11. Children's Privacy

BetFollow is not intended for children under 13. We do not knowingly collect personal information from children under 13. If you believe we have collected such information, please contact support@betfollow.app and we will delete it.

In jurisdictions where a higher minimum age of digital consent applies (for example, 16 under GDPR in certain EU member states), we rely on the applicable local minimum. If we become aware that we have collected personal data from a child below the applicable age without verified parental consent, we will delete such data promptly.

12. Push Notifications

If you opt in to push notifications, we will send you notifications about:

• Prediction results (correct, incorrect, voided)
• Follow requests and approvals from other users
• Activity from users you follow (new predictions)

You can disable push notifications at any time through your device settings. Disabling notifications will not affect your ability to use the App.

13. Cookies and Similar Technologies

The App uses the following client-side storage technologies. All of them are strictly necessary for the App to function — we do not use any of them for advertising, cross-site tracking, or third-party analytics.

Web Cookies

On the web version of the App, we set the following first-party cookie:

• Name: bf_auth
• Domain: .betfollow.app (shared across app.betfollow.app and betfollow.app)
• Purpose: A presence flag set when you sign in, so that when you return to our landing page (betfollow.app) we can redirect you straight to the App (app.betfollow.app) instead of showing you the marketing page.
• Contents: The literal value "1". The cookie contains no authentication token, no personal data, and cannot be used to identify you.
• Security flags: Secure; SameSite=Lax.
• Expiry: 30 days.
• Category: Strictly necessary. Under the ePrivacy Directive and similar laws, strictly necessary cookies do not require prior consent.

Web IndexedDB and localStorage

Firebase Authentication stores your authentication session in your browser's IndexedDB (with localStorage as a fallback) so that you stay signed in between visits. This is strictly necessary to keep you logged in. This data stays in your browser and is not transmitted to us beyond the Firebase authentication flow itself.

Mobile AsyncStorage

The mobile App stores some data locally on your device using AsyncStorage for performance and convenience (e.g., draft predictions, UI preferences, cached league data).

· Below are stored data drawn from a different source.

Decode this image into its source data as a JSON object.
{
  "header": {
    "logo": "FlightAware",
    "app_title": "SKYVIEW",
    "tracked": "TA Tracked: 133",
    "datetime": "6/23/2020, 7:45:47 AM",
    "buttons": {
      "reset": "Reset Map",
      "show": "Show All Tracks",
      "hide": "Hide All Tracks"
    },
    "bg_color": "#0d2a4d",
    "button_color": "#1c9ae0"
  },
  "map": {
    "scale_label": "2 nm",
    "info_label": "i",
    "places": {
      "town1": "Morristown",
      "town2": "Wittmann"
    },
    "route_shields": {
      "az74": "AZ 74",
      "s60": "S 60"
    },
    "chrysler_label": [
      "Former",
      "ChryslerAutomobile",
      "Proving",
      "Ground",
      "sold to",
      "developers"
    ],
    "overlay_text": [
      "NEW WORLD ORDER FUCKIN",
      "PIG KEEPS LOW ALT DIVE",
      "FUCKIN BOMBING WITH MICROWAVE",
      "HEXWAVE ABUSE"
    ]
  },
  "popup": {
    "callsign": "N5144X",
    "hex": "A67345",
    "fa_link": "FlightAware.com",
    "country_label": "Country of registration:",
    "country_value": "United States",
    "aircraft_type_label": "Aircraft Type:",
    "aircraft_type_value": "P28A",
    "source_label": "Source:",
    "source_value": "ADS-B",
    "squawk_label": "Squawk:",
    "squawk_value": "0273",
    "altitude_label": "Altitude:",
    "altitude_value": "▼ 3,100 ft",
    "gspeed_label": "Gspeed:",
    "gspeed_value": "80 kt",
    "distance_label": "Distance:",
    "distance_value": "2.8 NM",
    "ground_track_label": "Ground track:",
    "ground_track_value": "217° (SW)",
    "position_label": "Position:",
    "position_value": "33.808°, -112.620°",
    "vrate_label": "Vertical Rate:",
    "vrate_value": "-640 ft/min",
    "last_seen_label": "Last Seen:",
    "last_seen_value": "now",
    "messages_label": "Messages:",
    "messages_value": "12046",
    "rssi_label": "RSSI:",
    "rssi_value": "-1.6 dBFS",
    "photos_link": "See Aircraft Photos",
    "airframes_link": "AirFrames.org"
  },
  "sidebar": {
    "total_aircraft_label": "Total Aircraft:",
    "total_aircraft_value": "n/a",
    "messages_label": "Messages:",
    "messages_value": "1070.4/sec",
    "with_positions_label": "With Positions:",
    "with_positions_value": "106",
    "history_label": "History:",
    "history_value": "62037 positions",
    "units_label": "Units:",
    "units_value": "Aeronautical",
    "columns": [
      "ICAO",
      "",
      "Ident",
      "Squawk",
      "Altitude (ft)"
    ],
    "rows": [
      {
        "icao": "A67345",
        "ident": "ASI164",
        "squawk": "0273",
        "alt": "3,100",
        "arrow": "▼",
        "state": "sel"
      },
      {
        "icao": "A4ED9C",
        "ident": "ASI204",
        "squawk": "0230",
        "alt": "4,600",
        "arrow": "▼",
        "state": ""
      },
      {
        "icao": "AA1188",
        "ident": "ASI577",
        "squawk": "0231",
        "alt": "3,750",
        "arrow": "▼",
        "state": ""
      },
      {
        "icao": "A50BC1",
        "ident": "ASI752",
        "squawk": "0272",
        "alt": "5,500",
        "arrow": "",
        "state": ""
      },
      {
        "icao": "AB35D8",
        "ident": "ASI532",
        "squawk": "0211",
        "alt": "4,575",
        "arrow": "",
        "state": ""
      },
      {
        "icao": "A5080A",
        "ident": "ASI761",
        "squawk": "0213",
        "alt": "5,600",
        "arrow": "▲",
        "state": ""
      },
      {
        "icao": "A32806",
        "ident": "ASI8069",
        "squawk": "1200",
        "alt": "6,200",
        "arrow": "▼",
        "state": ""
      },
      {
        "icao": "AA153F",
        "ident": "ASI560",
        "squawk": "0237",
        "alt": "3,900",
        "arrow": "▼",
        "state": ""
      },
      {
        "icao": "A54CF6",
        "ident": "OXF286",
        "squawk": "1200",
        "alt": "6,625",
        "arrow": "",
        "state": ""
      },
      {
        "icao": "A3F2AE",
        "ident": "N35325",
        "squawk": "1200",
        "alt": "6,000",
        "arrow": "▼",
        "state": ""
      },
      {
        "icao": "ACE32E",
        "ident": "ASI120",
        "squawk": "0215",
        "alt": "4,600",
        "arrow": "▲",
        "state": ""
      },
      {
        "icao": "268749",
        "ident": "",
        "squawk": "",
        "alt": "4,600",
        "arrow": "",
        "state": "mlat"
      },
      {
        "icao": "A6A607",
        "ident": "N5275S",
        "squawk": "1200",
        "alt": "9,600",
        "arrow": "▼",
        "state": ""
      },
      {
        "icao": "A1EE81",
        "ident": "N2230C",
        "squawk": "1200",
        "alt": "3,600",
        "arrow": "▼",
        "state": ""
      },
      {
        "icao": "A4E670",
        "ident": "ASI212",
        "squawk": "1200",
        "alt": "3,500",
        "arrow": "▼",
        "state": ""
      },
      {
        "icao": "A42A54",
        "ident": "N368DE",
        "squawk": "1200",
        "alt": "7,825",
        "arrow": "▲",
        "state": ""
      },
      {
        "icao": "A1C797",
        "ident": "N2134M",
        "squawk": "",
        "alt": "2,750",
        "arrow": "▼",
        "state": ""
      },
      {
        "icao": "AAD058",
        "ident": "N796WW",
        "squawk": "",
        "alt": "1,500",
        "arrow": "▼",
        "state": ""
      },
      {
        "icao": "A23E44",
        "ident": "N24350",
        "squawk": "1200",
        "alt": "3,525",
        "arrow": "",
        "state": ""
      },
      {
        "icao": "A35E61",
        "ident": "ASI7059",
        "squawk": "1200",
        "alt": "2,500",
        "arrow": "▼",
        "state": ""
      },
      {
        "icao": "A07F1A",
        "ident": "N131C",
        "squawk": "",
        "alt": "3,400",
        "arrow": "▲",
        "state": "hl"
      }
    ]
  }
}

This data remains on your device, is not transmitted to our servers (except when explicitly synced as part of App functionality), and is cleared when you log out or uninstall the App.

We do not use advertising cookies, cross-site tracking cookies, or third-party analytics cookies. Our Firebase Analytics implementation does not rely on cookies for tracking across sites.

14. Changes to This Privacy Policy

We may update this Privacy Policy from time to time to reflect changes in our practices, technology, or legal requirements. We will update the "Last updated" date at the top of this policy. For material changes, we may provide additional notice through the App. Your continued use of the App after any changes constitutes acceptance of the updated policy.

15. Contact Us

If you have any questions, concerns, or requests regarding this Privacy Policy or our data practices, please contact us at:

Email: support@betfollow.app

For EU/EEA residents: You have the right to lodge a complaint with your local supervisory authority if you believe your data protection rights have been violated.